Certaines personnes ne voient pas la difficulté que d’autres peuvent avoir à mettre fin à des conversations qu’elles jugent inopportunes, blessantes ou tout simplement inutiles. Qui parle et pourquoi il parle vous donne beaucoup d’informations sur la personne en face de vous. Il vous suffit ensuite de trier ces informations et de choisir la manière dont vous voulez les lui rendre. A la manière « soft » ou à la manière « hard ». Pour ceux qui comme moi parfois ne contrôle pas la manière « hard » et sont trop hard, je leur conseille de ne jamais répondre sur le moment. Cela enlève le plaisir de la spontanéité mais au final que voulez-vous ? Apparaître comme « le roi des blameurs » ou empêcher simplement les gens ennuyeux de vous remettre la main dessus pendant des demi-heures entières et surtout précieuses.

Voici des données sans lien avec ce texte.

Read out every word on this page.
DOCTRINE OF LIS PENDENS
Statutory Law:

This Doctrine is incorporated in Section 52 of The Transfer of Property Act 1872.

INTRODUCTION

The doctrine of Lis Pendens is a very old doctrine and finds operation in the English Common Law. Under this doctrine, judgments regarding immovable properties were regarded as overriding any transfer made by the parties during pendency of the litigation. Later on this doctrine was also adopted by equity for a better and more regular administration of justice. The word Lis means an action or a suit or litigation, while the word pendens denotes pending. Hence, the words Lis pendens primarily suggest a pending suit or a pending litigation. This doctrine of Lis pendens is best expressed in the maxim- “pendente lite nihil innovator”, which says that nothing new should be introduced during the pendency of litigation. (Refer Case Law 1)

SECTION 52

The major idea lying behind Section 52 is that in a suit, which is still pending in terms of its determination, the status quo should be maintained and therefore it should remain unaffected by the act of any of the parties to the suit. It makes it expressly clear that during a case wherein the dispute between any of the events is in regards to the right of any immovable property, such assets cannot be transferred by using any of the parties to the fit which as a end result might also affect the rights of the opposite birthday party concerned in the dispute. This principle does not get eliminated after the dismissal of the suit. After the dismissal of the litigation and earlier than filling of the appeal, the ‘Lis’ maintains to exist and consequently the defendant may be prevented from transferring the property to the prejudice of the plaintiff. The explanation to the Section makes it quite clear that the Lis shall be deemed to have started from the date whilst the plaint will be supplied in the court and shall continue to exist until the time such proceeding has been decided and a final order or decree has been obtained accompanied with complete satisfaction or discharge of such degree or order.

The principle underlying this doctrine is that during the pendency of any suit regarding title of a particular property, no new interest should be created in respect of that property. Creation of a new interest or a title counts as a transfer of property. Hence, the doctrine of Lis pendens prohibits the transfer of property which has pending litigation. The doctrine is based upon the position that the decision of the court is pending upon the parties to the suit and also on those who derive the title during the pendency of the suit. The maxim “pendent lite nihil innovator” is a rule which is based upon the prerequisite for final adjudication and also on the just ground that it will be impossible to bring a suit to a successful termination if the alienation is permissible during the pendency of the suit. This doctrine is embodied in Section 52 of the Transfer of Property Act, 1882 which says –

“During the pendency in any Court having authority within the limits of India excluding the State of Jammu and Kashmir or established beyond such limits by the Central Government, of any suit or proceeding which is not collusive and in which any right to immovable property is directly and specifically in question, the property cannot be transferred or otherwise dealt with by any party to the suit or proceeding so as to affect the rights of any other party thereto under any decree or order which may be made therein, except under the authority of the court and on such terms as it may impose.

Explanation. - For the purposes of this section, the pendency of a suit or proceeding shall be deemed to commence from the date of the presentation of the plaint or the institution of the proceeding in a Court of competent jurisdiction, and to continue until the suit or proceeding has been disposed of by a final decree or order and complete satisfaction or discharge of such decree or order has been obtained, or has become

Comment mettre en application ce qui est en train de se dire ?

Celui-ci est celui qui m’intéresse le plus et c’est celui sur lequel vous devriez clairement vous focalisez. « Comment mettre en application ? ». C’est la question qui va vous permettre de passer de la théorie à la pratique. Votre cerveau ne cherche plus à jouer à des jeux mentaux…pour jouer à des jeux mentaux, il joue ces jeux mentaux dans le but de trouver comment trouver une application pratique et réelle de tous ces mots échangés.Je vais être franc, il n’est pas très facile de le faire « en conversation ». Certaines personnes y arrivent mieux que d’autres et d’après ce que j’en ai observé c’est parce que déjà naturellement ou plutôt leur éducation à faite qu’ils ont développer les capacités requises pour mener ces questions ensemble et surtout « en conversation ».Attention j’ai bien dit « pas très facile de le faire », je n’ai pas écrit « impossible de le faire »

Et c’est justement le sujet de l’article de jeudi prochain. Si ce n’est pas très facile c’est que cela reste possible de passer son cerveau en mode « comment FAIRE ? ».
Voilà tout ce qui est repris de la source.